Hacia finales de 2026, la Casa Blanca abrirá sus puertas al líder chino Xi Jinping, según confirmó el presidente estadounidense Donald Trump.
Este encuentro, que busca recomponer los lazos entre las dos mayores potencias económicas del mundo tras una etapa de tensiones arancelarias, fue ratificado por el mandatario el fin de semana.
Trump señaló en entrevista con la cadena NBC News que su homolgo chino "va a venir a la Casa Blanca, sí, hacia finales de año", y que ambos países tienen “una relación muy buena".
Trump visitará China antes de que Xi regrese a la Casa Blanca:
Antes de recibir a su homólogo en suelo estadounidense, el presidente Trump tiene previsto realizar un viaje oficial a China durante el mes de abril. Esta agenda diplomática se produce en un contexto de constantes intercambios sobre materia comercial y económica.
El mandatario estadounidense defendió su postura fiscal asegurando que China "paga muchos aranceles" y que, gracias a su gestión, su "país ha recuperado cientos de miles de millones de dólares en aranceles" y, por tanto, "es importante que tenga buenas relaciones con él y que él tenga buenas relaciones conmigo".
La hoja de ruta de estas visitas se consolidó tras una conversación telefónica que sostuvieron el miércoles, 4 de febrero, en la que ambos líderes abordaron temas críticos como la guerra de Rusia contra Ucrania, la situación en Irán y el estatus de Taiwán.
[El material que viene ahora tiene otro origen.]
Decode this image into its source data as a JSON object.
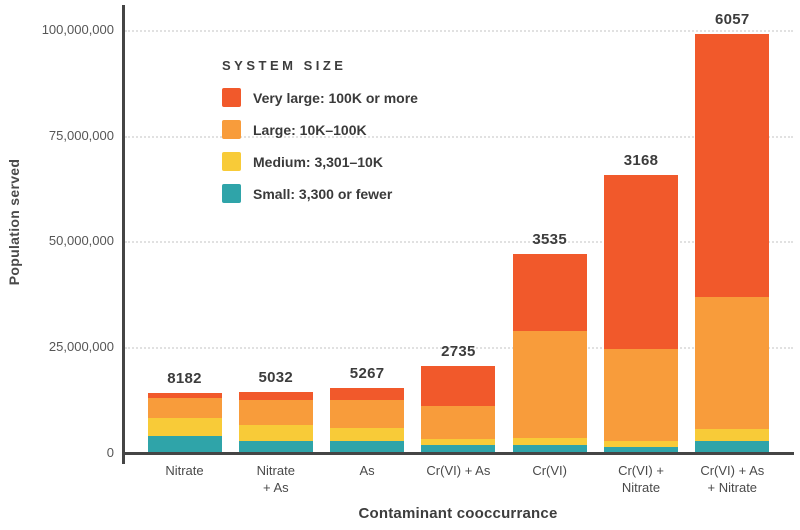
{
  "chart_data": {
    "type": "bar",
    "stacked": true,
    "xlabel": "Contaminant cooccurrance",
    "ylabel": "Population served",
    "categories": [
      "Nitrate",
      "Nitrate + As",
      "As",
      "Cr(VI) + As",
      "Cr(VI)",
      "Cr(VI) + Nitrate",
      "Cr(VI) + As + Nitrate"
    ],
    "category_display": [
      "Nitrate",
      "Nitrate\n+ As",
      "As",
      "Cr(VI) + As",
      "Cr(VI)",
      "Cr(VI) +\nNitrate",
      "Cr(VI) + As\n+ Nitrate"
    ],
    "bar_labels": [
      "8182",
      "5032",
      "5267",
      "2735",
      "3535",
      "3168",
      "6057"
    ],
    "series": [
      {
        "name": "Very large: 100K or more",
        "color": "#F1592B",
        "values_millions": [
          1.2,
          1.9,
          2.8,
          9.5,
          18.4,
          41.1,
          62.2
        ]
      },
      {
        "name": "Large: 10K–100K",
        "color": "#F89C3B",
        "values_millions": [
          4.7,
          5.9,
          6.8,
          7.8,
          25.3,
          22.0,
          31.3
        ]
      },
      {
        "name": "Medium: 3,301–10K",
        "color": "#F8CB38",
        "values_millions": [
          4.1,
          3.8,
          3.1,
          1.4,
          1.7,
          1.2,
          2.7
        ]
      },
      {
        "name": "Small: 3,300 or fewer",
        "color": "#2FA4A9",
        "values_millions": [
          4.0,
          2.8,
          2.6,
          1.7,
          1.7,
          1.4,
          2.8
        ]
      }
    ],
    "stack_note": "series listed top-to-bottom of each stacked bar; legend shown in same order",
    "legend": {
      "title": "SYSTEM SIZE",
      "position": "top-left-inside"
    },
    "y_axis": {
      "tick_labels": [
        "0",
        "25,000,000",
        "50,000,000",
        "75,000,000",
        "100,000,000"
      ],
      "tick_values_millions": [
        0,
        25,
        50,
        75,
        100
      ]
    },
    "ylim_millions": [
      0,
      106
    ],
    "grid": "dotted horizontal lines at y ticks",
    "units": "persons"
  },
  "colors": {
    "axis": "#454545",
    "grid": "#e1e1e1",
    "label_text": "#3c3c3c",
    "tick_text": "#565656",
    "background": "#ffffff"
  }
}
Sobre este último punto, Xi Jinping advirtió recientemente a Trump que debe proceder con "cautela" respecto a la venta de armamento a dicho territorio.
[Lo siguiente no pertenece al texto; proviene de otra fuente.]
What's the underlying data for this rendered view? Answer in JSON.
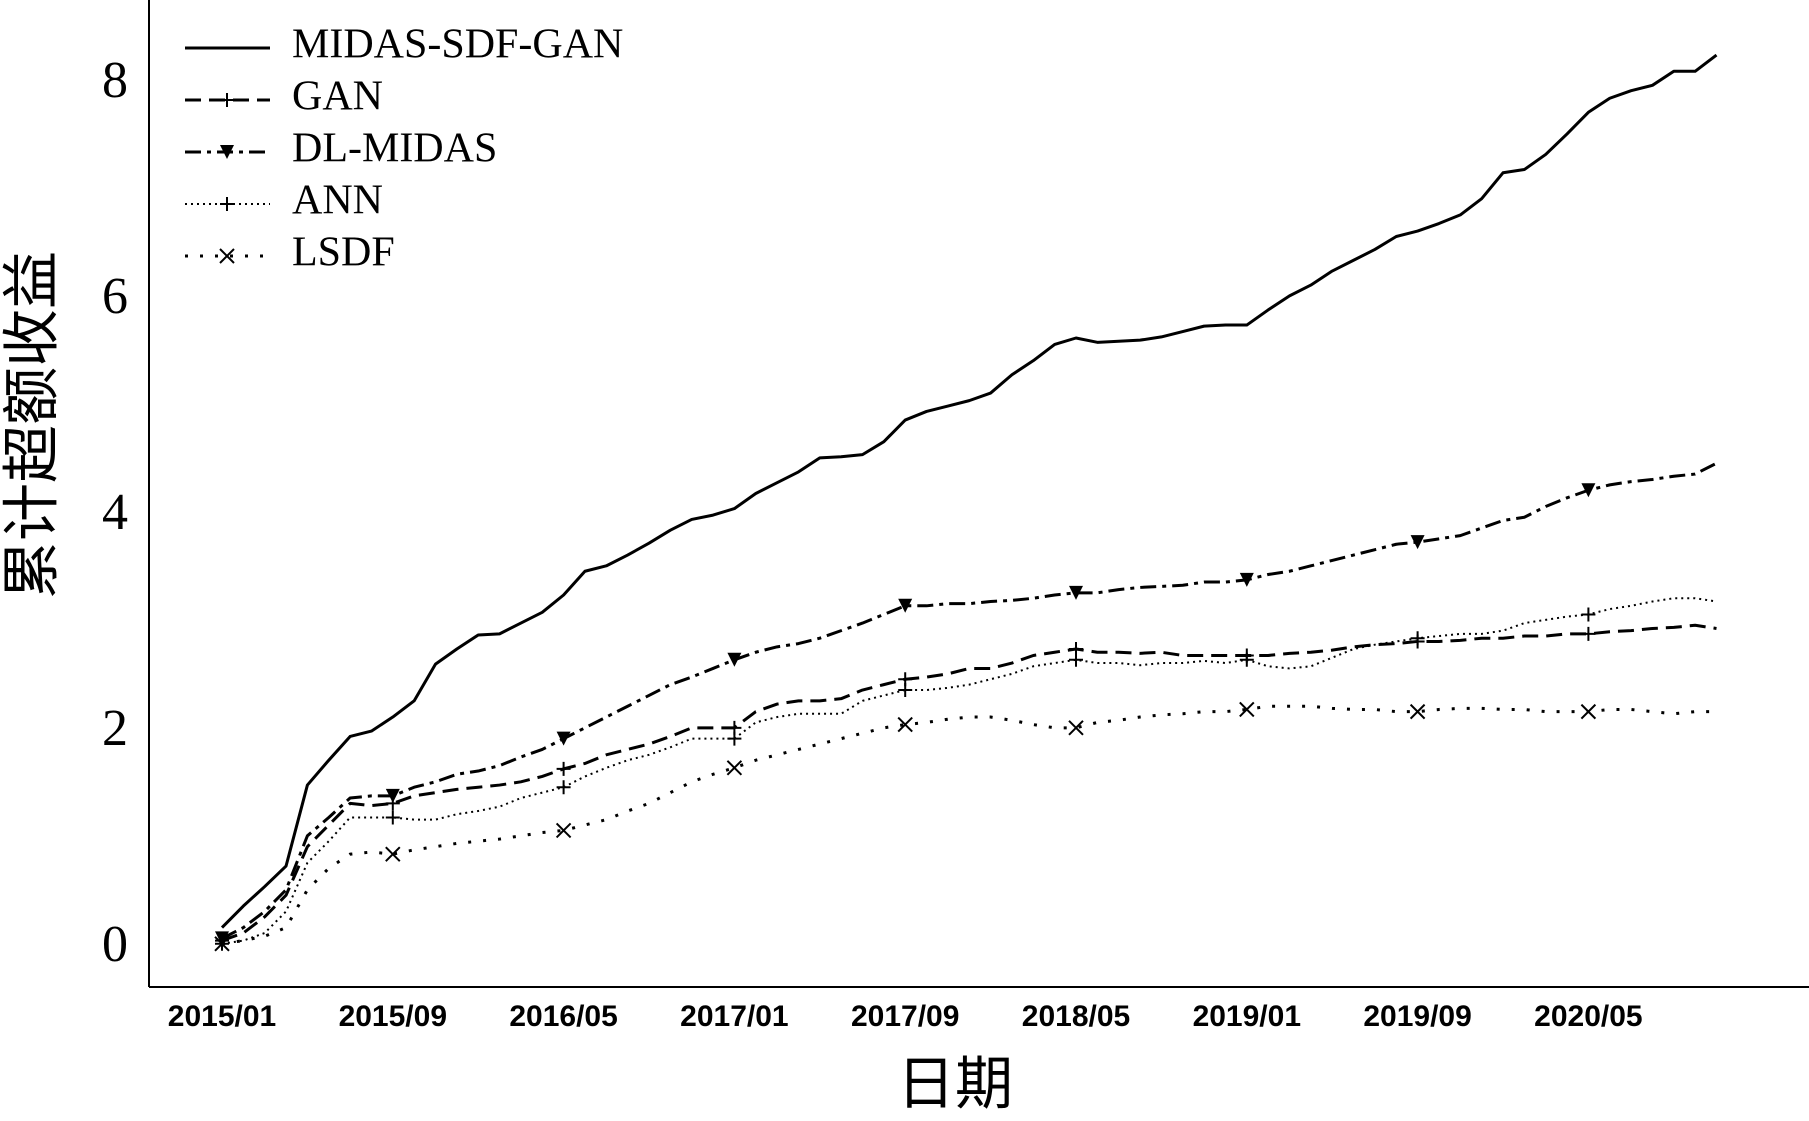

Estados Unidos pide incluir a China en nuevos tratados nucleares:
A pesar de las fricciones y de los esfuerzos de Washington por reducir la dependencia de la manufactura china, la interconexión económica entre ambas naciones persiste, impulsando al líder chino a declarar que "abordando las diferencias una a una y fomentando continuamente la confianza mutua, podemos forjar un camino adecuado para que ambos países se lleven bien".
El panorama diplomático actual también enfrenta desafíos en el ámbito de la seguridad global y el control armamentístico. Mientras Trump califica la relación actual como "extremadamente buena", Pekín mantiene una postura firme ante otras propuestas internacionales.
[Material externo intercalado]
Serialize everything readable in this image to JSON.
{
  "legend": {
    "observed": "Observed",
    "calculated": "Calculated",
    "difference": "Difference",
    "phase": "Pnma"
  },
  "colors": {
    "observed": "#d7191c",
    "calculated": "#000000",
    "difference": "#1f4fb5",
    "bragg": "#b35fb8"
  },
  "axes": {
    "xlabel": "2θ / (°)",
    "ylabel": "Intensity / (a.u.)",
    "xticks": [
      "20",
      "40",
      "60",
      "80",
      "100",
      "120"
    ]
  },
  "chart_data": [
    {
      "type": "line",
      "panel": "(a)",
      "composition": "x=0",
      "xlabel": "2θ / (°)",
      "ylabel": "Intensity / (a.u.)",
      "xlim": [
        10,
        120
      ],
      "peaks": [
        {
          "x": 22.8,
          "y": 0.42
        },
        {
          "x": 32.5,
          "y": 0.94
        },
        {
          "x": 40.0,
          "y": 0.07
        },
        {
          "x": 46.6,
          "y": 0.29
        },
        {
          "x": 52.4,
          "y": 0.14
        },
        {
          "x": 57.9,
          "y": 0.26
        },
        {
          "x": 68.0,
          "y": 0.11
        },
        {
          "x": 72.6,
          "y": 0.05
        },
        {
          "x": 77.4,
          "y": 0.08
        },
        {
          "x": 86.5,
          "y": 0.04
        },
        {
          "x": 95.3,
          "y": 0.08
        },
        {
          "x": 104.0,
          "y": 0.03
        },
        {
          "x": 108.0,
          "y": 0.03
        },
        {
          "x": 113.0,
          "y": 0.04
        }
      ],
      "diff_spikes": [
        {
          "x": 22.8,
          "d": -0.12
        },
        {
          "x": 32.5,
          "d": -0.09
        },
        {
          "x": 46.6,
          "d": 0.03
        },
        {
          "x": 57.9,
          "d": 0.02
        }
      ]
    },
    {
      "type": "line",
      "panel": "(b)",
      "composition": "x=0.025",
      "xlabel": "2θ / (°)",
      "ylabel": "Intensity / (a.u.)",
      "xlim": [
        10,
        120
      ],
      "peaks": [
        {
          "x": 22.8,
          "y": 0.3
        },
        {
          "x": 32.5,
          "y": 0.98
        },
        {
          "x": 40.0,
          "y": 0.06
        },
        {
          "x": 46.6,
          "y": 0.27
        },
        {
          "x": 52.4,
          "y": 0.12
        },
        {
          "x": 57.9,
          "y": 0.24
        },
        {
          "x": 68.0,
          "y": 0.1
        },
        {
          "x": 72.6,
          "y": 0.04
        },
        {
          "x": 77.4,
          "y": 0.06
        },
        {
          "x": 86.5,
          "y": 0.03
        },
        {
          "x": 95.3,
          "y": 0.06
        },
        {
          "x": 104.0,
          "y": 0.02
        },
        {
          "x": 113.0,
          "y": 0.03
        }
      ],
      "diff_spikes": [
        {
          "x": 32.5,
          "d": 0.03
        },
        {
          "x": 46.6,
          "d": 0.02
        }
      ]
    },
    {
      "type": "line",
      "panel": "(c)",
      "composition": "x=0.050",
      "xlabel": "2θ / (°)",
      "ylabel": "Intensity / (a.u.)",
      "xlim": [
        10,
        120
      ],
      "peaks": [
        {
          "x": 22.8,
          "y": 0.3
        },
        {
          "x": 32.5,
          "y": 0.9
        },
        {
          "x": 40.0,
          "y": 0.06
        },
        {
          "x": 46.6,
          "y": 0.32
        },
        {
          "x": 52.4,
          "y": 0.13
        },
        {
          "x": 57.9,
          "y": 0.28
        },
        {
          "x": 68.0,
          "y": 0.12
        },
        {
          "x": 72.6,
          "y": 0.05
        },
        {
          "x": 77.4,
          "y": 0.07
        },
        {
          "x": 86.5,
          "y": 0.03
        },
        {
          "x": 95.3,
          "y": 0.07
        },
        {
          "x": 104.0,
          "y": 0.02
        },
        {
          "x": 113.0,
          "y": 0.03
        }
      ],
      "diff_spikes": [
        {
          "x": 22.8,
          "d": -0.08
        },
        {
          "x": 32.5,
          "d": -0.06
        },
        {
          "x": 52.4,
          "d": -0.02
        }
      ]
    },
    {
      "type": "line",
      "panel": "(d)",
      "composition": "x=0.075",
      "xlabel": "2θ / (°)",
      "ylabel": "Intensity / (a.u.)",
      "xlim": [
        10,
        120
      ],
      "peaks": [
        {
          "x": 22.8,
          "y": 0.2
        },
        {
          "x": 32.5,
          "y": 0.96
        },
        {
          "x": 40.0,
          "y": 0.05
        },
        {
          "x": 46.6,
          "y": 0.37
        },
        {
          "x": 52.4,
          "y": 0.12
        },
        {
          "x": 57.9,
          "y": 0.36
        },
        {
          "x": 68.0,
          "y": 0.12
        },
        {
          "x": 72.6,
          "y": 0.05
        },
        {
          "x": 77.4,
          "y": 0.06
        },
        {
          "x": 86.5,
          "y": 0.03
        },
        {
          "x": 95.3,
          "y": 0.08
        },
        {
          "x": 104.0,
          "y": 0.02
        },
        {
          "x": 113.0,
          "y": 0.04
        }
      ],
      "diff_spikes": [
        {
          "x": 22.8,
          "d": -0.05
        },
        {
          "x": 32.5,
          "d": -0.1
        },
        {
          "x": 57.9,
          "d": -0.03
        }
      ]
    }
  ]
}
Recientemente, el gobierno chino rechazó la invitación de Estados Unidos para participar en conversaciones trilaterales junto a Rusia con el fin de establecer nuevos límites a las armas nucleares, argumentando que no se sumarán a dichas negociaciones de desarme "en esta etapa", lo que añade una capa de complejidad a la agenda que los mandatarios tratarán en sus dos próximos encuentros.